Si la Société Générale dément tout credit crunch, elle ne compte plus financer seule à 100% sa clientèle de PME. «Dans cette période difficile, tous les partenariats doivent être actionnés», affirme Laurent Goutard, directeur de la banque de détail en France. Face à Bâle 3, qui pénalise les prêts classiques, «nous sommes en train de signer un accord sous forme de [fonds de] prêts avec Amundi», annonce Vincent Tricon, directeur de SG Mid Cap, la coentreprise de la banque de détail et de la BFI. Filiale à 25% de la Société Générale, Amundi a monté un fonds de loans multioriginateur et multi-investisseur, avec une première tranche de 475 millions d’euros.

L’an dernier déjà, SG Midcaps avait créé un fonds commun de placement pour le compte d’Axa, en conservant 20 % des créances originées à son bilan.
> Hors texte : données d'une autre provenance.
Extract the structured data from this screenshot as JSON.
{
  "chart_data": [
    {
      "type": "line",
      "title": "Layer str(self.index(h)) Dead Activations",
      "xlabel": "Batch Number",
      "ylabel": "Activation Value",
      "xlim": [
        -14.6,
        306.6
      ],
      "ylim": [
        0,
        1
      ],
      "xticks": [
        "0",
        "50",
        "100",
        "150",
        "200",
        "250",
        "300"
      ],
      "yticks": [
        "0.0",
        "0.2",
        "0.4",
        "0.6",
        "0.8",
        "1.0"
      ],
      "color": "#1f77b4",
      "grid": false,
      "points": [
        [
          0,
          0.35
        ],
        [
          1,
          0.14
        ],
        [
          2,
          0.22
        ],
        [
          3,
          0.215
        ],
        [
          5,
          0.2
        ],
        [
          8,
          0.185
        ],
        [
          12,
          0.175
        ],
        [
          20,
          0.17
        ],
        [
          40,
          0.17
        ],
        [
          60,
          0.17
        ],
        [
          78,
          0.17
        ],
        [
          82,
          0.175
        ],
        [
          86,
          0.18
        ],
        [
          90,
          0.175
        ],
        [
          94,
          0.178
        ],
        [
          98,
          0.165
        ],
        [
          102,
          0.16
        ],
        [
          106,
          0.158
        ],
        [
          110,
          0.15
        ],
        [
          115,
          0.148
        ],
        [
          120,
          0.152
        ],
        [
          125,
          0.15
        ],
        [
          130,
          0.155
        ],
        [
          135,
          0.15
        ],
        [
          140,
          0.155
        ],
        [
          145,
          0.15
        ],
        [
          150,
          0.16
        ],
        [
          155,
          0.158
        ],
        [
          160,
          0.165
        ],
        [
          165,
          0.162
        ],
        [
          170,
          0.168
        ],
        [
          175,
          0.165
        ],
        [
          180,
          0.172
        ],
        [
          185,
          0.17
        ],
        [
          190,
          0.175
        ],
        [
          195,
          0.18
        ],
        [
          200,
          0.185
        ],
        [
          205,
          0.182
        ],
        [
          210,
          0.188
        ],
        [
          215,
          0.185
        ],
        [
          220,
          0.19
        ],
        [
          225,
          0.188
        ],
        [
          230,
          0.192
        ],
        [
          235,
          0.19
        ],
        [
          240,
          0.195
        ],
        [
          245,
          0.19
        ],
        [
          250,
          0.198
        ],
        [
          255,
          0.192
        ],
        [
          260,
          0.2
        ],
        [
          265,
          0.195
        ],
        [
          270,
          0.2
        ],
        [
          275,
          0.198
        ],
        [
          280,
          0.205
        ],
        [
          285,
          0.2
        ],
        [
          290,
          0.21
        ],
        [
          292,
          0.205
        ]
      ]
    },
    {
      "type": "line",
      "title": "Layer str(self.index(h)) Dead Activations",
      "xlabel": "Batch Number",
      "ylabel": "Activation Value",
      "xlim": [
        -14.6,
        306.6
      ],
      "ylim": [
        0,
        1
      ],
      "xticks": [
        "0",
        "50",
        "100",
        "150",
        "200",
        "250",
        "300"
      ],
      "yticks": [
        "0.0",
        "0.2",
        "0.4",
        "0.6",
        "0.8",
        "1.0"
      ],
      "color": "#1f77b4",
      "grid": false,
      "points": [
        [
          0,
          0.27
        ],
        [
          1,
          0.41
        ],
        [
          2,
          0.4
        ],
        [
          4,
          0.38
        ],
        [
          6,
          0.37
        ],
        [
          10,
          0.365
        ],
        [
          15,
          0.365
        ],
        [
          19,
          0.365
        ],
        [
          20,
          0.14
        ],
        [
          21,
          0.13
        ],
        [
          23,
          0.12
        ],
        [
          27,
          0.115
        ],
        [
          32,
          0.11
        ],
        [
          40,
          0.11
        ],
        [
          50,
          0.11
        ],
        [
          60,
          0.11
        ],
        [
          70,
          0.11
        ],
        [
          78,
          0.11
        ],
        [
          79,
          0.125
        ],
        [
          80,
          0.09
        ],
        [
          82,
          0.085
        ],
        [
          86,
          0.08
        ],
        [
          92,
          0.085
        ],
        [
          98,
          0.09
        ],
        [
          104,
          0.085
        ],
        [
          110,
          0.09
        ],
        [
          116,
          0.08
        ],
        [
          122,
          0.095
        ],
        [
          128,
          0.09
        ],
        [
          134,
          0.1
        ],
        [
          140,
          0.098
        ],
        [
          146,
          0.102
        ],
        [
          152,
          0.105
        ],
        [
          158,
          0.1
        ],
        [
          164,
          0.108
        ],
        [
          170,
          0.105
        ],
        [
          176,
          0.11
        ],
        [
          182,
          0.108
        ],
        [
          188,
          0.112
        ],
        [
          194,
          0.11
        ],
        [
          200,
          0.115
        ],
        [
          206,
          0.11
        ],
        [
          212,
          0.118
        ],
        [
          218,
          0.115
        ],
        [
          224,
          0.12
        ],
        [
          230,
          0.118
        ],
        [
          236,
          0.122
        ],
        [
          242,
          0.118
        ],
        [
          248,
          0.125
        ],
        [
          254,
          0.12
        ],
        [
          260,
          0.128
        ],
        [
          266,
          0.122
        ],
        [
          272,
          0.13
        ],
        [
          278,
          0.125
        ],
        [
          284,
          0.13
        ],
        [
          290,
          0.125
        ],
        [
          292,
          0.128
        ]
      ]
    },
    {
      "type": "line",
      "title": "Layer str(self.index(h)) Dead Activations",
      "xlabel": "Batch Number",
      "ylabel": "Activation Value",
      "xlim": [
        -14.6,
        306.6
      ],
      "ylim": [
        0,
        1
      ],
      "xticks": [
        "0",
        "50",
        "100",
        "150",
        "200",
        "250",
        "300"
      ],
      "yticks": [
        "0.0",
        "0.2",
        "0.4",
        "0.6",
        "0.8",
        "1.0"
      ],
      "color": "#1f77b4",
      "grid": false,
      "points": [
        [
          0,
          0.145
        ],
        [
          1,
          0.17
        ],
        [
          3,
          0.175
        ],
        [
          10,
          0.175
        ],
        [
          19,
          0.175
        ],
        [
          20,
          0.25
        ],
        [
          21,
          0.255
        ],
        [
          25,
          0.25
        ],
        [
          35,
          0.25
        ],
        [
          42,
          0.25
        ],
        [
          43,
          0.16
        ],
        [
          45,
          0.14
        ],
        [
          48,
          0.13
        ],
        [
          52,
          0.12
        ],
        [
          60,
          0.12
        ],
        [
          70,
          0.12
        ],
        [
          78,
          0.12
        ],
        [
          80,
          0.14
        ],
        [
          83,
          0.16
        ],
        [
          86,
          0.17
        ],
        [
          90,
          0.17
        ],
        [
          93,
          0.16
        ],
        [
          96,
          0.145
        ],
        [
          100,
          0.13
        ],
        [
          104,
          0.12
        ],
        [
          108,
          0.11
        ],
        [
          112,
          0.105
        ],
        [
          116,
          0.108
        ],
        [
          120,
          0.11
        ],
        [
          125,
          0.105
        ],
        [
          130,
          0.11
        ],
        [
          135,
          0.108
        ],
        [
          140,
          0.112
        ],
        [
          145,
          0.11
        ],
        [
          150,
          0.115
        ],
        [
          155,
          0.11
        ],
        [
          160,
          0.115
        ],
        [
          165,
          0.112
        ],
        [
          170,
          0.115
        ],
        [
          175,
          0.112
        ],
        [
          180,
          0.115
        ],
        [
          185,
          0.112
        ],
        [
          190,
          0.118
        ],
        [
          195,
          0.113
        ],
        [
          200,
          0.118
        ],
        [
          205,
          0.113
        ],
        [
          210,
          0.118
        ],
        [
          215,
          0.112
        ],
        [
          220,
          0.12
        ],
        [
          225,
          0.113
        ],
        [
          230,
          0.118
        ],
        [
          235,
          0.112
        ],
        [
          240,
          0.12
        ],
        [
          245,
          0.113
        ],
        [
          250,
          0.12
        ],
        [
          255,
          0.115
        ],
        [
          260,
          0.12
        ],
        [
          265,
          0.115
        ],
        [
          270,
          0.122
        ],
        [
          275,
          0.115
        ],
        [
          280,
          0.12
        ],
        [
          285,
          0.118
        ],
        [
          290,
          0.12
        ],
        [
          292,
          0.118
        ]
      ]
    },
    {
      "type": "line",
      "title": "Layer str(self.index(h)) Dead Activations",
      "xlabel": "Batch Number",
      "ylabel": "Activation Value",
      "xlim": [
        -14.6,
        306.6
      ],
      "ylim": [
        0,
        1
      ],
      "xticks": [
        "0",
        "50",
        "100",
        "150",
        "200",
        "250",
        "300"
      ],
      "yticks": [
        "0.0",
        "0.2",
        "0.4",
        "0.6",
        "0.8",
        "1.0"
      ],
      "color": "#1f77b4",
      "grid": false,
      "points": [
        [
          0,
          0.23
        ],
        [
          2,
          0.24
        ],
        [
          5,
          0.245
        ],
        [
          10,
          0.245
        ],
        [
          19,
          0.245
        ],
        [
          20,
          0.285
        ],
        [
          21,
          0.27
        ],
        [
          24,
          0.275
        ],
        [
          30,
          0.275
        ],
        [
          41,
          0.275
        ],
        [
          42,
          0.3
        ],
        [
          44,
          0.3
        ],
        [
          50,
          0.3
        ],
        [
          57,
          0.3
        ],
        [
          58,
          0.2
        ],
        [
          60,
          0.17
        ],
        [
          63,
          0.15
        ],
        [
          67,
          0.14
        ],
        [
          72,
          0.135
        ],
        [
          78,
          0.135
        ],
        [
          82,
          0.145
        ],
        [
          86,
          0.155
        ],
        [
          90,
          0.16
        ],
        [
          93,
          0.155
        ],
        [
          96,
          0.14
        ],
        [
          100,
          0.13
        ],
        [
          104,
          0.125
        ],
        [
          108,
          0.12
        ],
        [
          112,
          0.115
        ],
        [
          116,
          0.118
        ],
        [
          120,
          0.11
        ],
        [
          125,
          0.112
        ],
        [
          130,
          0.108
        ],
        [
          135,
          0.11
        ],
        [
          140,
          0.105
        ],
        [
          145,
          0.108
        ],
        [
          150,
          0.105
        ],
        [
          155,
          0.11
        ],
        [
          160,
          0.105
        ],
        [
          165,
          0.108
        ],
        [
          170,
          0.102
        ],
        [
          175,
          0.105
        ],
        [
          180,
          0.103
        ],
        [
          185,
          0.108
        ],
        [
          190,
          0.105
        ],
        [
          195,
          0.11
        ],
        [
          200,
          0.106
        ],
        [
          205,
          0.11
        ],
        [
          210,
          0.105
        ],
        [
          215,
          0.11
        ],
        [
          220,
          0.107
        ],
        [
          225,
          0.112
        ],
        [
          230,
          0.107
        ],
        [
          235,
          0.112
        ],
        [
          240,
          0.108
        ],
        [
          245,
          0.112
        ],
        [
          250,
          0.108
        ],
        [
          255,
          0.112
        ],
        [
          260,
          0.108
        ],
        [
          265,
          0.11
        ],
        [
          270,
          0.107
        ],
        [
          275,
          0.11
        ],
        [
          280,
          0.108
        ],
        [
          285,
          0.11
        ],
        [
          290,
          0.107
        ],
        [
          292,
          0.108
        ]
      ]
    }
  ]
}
Avec Amundi, le pourcentage devrait être inférieur mais les entreprises éligibles auront un chiffre d’affaires supérieur à 500 millions d’euros, contre 250 millions avec Axa. La Société Générale revendique aussi la première place en France sur les placements privés de type obligataire. Au total, «nous avons désintermédié 1,2 milliard d’euros l’an dernier, soit 40 % du marché français» des placements privés, assure Vincent Tricon. En comparaison, les encours de prêts aux entreprises des réseaux France de la Société Générale atteignaient 79,5 milliards d’euros fin 2012 (+3,5% sur un an).

Le groupe compte par ailleurs renforcer ses liens avec les bras armés de l’Etat. A commencer par Oséo, avec qui il espère signer d’ici à l’été «une convention de partenariat spécifique sur le [financement du] commerce international», indique Anne Bucheli, directrice du marché de la clientèle entreprises. La banque travaille aussi avec Oséo sur un mécanisme de garantie pour le nouveau crédit d’impôt compétitivité emploi.

La Société Générale mise sur les PME tournées vers l’étranger car «la France est de plus en plus fragmentée, avec des entreprises de grande exportation, en dehors de la zone euro, qui progressent beaucoup plus vite que les autres», pointe Laurent Goutard. Le partenariat a toutefois été retardé par la création de la Banque publique d’investissement, qui coiffe Oséo et le Fonds stratégique d’investissement. Avec ce dernier, la Société Générale veut continuer à coïnvestir en fonds propres, comme en 2012 dans l’entreprise de recyclage Paprec.